İnişlerin-  çıkışların yaşandığı maçta hataların çokluğu gözlerden kaçmadı. Karşılaşma adeta Vargas- Haak düellosu şeklinde geçti. Vargas 47 pas aldı. 30 sayı üretti. Haak 64 kez topla buluştu, 33 sayıyla en skorer oldu.

Serinin 2. müsabakasını bu kez Vakıfbank aldı: 3-1 (25-16, 19-25, 25-21, 25-20). Kısa notlara da  bakalım: Yine; Haak (27)- Vargas 22 sayı) düellosu yaşandı. Ancak bu kadar iyi hücum eden oyuncuların, 4 setlik maçı bloksuz tamamlamalarını yadırgadığımı da vurgulamalıyım. Sadece onlar da değil, Diğer köşe oyuncuları Hackley de bloktan sayı bulamadı, Gabi’nin ise 1 bloğu vardı. Fenerbahçe de; Fedorovtseva ile Meliha’nın da blok sayısı yoktu. Vakıfbank 12, Fenerbahçe 3 blok sayısıyla maçı tamamladılar. 

3. maç: Vakıfbank’ın evinde oynandı. Ancak 1-3 (25-20, 24-26, 17-25, 19-25) kazanan Fenerbahçe oldu ve seride 1-2 öne geçti.

İlk seti kaybeden sarı- lacivertliler hep önde götürdükleri 2. sette 20-24’ de  yaptıkları hatalarla işi zora soktularsa da (24-24), seti 24-26 koparmayı başardılar. Sonrası ise beklenenden kolay geldi.

2-3 (25-23, 25-19, 19-25, 14-25, 14-16) biten 4. Müsabaka unutulması zor anlara sahne oldu. Fenerbahçe seyircisinin desteğiyle 2-0 öne geçti.

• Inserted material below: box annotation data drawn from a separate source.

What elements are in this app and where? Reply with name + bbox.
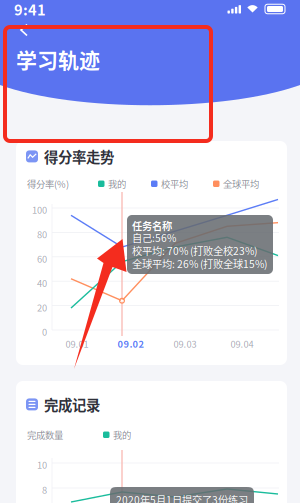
staticText: 8 bbox=[42, 483, 47, 496]
staticText: 全球平均: 26% (打败全球15%) bbox=[132, 256, 267, 271]
staticText: 校平均 bbox=[161, 177, 188, 190]
staticText: 完成数量 bbox=[27, 428, 63, 442]
staticText: 9:41 bbox=[14, 0, 46, 20]
staticText: 09.03 bbox=[174, 337, 196, 350]
staticText: 09.02 bbox=[118, 337, 144, 350]
staticText: 10 bbox=[37, 458, 47, 472]
staticText: 我的 bbox=[108, 177, 126, 190]
staticText: 任务名称 bbox=[132, 218, 172, 233]
staticText: 完成记录 bbox=[44, 394, 100, 415]
staticText: 80 bbox=[37, 227, 47, 241]
staticText: 全球平均 bbox=[223, 177, 259, 190]
staticText: 100 bbox=[32, 203, 47, 216]
staticText: 40 bbox=[37, 276, 47, 290]
staticText: 2020年5月1日提交了3份练习 bbox=[116, 492, 248, 503]
staticText: 学习轨迹 bbox=[16, 44, 100, 74]
staticText: 我的 bbox=[113, 428, 131, 442]
staticText: 09.04 bbox=[230, 337, 254, 350]
staticText: 20 bbox=[37, 301, 47, 314]
staticText: 校平均: 70% (打败全校23%) bbox=[132, 243, 257, 258]
staticText: 60 bbox=[37, 252, 47, 265]
button[interactable]: Back bbox=[10, 18, 34, 42]
staticText: 得分率(%) bbox=[27, 177, 69, 190]
staticText: 09.01 bbox=[66, 337, 88, 350]
staticText: 得分率走势 bbox=[44, 146, 114, 167]
staticText: 自己:56% bbox=[132, 230, 176, 245]
staticText: 0 bbox=[42, 325, 47, 338]
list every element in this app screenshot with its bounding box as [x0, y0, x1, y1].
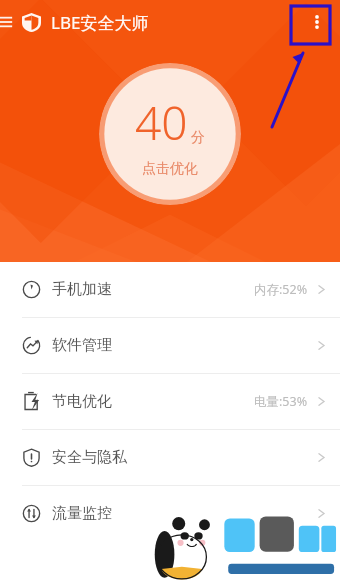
- button[interactable]: 安全与隐私: [0, 430, 340, 485]
- staticText: LBE安全大师: [51, 11, 149, 34]
- button[interactable]: 流量监控: [0, 486, 340, 541]
- staticText: 软件管理: [52, 336, 112, 355]
- button[interactable]: More options: [294, 0, 340, 44]
- staticText: 40: [135, 91, 188, 154]
- staticText: 内存:52%: [254, 281, 308, 298]
- staticText: 节电优化: [52, 392, 112, 411]
- staticText: 安全与隐私: [52, 448, 127, 467]
- staticText: 手机加速: [52, 280, 112, 299]
- staticText: 电量:53%: [254, 393, 308, 410]
- button[interactable]: 节电优化: [0, 374, 340, 429]
- button[interactable]: 软件管理: [0, 318, 340, 373]
- button[interactable]: 手机加速: [0, 262, 340, 317]
- staticText: 流量监控: [52, 504, 112, 523]
- staticText: 点击优化: [142, 160, 198, 178]
- staticText: 分: [191, 129, 205, 147]
- button[interactable]: Menu: [0, 0, 20, 44]
- button[interactable]: 40: [99, 63, 241, 205]
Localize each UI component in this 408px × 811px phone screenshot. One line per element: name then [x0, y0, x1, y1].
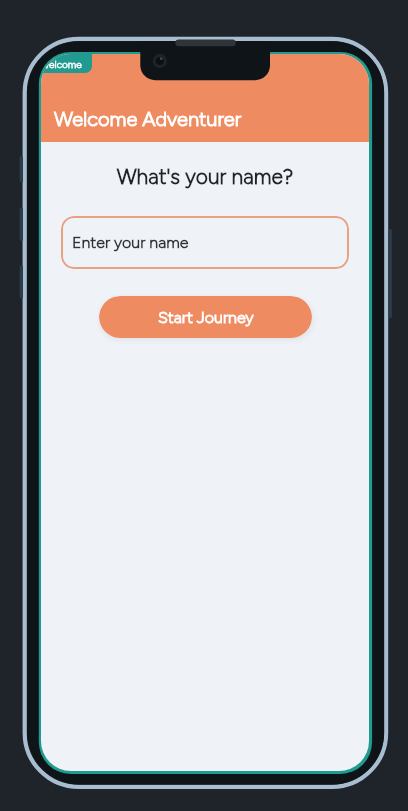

3. setin ortalarında da 17-13’lük büyük bir avantaj yakaladı. Ne var ki bu bölümlerde Hacley- Tuğba değişikliği, Tuğba’nın servis- defans- hücum da çok iyi bir performans göstermesiyle ibre Vakıfbank’a döndü. 19-18’den sonra alınan 7 sayıyla (19-25) seti alarak hem moral buldular, hem de maç için umutlandılar.

Sarı- Lacivertlilerde kaçan büyük fırsatın moralsizliği, yeniden umutlanarak oyuna asılan Vakıfbank’ın oyunun kontrolünü eline geçirmesi sonucu 4. seti açık farkla (14-25) misafir ekip alıp skoru 2-2 yaptı.

Tüm olumsuzluklardan sıyrılmayı bilen Fenerbahçe 5. sete iyi girdi: 6-2. Ama 7-7 de yakalandı. 10-8 yine öne çıktı. Vakıfbank’ın etkili servisleri, defanstan çıkan topların atağa dönüşmesi ve gelen 5 sayı ile 10-13 oldu. Bu kez Sarı- Lacivertliler Vargas ile atak yaptı: 14-14. Haak öldürdü, Fedorovtseva’dan hata 14-16 ve 2-3.

Şampiyonu belirleyecek 5. karşılaşmanın ilk setinin son sayılarında sıkışıklık yaşasa da  ev sahibi 25-23 almayı bildi. 

2. sette 16-19 öne geçen Fenerbahçe, bu avantajını devam ettiremedi 25-20 ile 0-2 geri düştü.

Bu arada 5 maçlık serinin en güzel, en uzun rallisini (19-19 da yaşandı, 26.9 saniye sürdü) büyük keyif ve heyecanla izlediğimizi de bir not olarak düşeyim.

3. seti de 25-20 alan Vakıfbank, maçı 3-2 kazanarak 13. kez mutlu sona ulaştı.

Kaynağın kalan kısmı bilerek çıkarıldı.